Australian businesses are rapidly moving beyond casual experimentation with artificial intelligence, with new research suggesting AI is now a core productivity engine rather than a novelty tool.
A survey of 200 business owners and decision-makers by comparison platform Small Business Loans Australia (SBLA) found 80% of businesses are using AI in some form, from standalone platforms like ChatGPT and Claude to embedded tools such as Microsoft Copilot and AI chatbots within existing software.
Crucially, a large slice of those adopters report real-time savings. Among businesses using AI, 41% estimate it is now saving at least 25% of total labour time, and 17.5% believe AI is cutting more than half of their human hours. A further 29% say it trims 11–25% of labour, underlining how quickly AI has shifted into a day-to-day operational role.
The shift comes as the business landscape sends mixed signals: Equifax reports a modest credit rebound, yet AFSA data show business‑related personal insolvencies have jumped sharply over the past year and continued a multi‑year uptrend.
The study suggests an emerging “AI productivity gap” between states. Western Australia leads the pack, with 91% of businesses reporting some AI use, compared with 74–83% in other major states. NSW and WA also stand out for deeper time savings, with 39% of businesses in each state saying AI now removes more than a quarter of their workload.
Much of that efficiency is coming from automating routine tasks. The SBLA report finds the biggest current use cases are administration and workflow, along with writing and communication – the kinds of repetitive, document-heavy activities that lend themselves to automation.

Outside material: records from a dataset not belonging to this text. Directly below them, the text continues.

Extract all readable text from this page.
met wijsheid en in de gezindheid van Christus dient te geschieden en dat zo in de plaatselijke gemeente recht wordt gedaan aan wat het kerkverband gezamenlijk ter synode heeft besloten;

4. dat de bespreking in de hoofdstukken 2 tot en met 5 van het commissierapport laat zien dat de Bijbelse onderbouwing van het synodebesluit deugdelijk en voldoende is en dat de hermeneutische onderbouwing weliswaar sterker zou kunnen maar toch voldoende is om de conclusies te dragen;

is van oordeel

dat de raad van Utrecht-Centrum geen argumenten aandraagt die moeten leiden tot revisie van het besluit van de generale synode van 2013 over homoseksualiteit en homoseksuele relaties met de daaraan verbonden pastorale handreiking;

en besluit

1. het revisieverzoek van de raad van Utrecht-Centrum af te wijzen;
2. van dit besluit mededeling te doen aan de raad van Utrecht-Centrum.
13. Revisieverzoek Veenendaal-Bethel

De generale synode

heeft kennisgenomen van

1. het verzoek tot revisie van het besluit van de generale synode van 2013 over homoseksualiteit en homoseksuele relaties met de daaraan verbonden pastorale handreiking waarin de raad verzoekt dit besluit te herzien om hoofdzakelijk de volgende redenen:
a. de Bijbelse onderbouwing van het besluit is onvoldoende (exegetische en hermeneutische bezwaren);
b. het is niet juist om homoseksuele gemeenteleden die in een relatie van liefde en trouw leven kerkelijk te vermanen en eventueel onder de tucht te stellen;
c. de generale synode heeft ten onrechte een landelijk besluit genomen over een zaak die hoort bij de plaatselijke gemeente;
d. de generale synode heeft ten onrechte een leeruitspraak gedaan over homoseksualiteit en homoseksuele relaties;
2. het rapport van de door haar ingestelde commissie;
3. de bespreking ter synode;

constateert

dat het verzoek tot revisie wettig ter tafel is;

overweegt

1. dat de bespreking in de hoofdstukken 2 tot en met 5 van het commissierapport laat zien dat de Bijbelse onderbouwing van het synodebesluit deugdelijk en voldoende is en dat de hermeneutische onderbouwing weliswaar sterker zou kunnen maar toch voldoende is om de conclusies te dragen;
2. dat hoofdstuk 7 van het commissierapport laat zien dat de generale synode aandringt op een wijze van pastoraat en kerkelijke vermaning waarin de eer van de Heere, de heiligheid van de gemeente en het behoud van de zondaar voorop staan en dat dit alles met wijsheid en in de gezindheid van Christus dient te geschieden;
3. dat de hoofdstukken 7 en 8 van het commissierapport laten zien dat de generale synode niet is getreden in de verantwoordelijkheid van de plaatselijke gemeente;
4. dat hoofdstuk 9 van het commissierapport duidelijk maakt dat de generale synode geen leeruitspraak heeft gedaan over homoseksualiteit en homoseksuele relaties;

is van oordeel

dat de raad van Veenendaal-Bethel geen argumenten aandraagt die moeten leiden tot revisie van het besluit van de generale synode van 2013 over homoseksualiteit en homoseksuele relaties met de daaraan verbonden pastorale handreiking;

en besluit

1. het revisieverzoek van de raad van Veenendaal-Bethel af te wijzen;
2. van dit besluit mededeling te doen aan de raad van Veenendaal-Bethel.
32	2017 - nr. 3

SBLA also asked where a more advanced or “perfected” AI capability could move the profit dial the most across five business functions: writing and communication, administration and workflow, sales and customer service, decision-making and analytics, and creative work.
Businesses are most bullish about operations. In administration and workflow, 77% forecast that a perfected AI could lift profitability, including 20% who see the potential for a 21–30% profit boost. Writing and communication tools attracted similar optimism, with 75% believing AI could lift profits, and 15% tipping gains of 21–30%.
Confidence drops slightly in higher-judgement areas such as decision-making and customer engagement, though 68% still think AI could deliver profit improvements in these functions.
Alon Rajic (pictured), SBLA founder, said the biggest opportunity remains in using AI to streamline everyday operations.
“Businesses still see the biggest opportunity in AI is removing repetitive admin-heavy tasks, communication and moving work forward without constant human intervention,” Rajic said. “We can see the largest gains are where businesses are using AI across day-to-day operations, rather than as a one-off tool, particularly when it is built into existing software, customer service systems, and workflows.”
Looking ahead, he believes integration, not access, will define the next phase.
“Our findings point to the next phase of AI adoption being less about access to tools and more about embedding it into the way work gets done,” Rajic said. “The goal is to compound time savings across teams and weeks, and improve implementation quality for sustainable improvements in profitability.”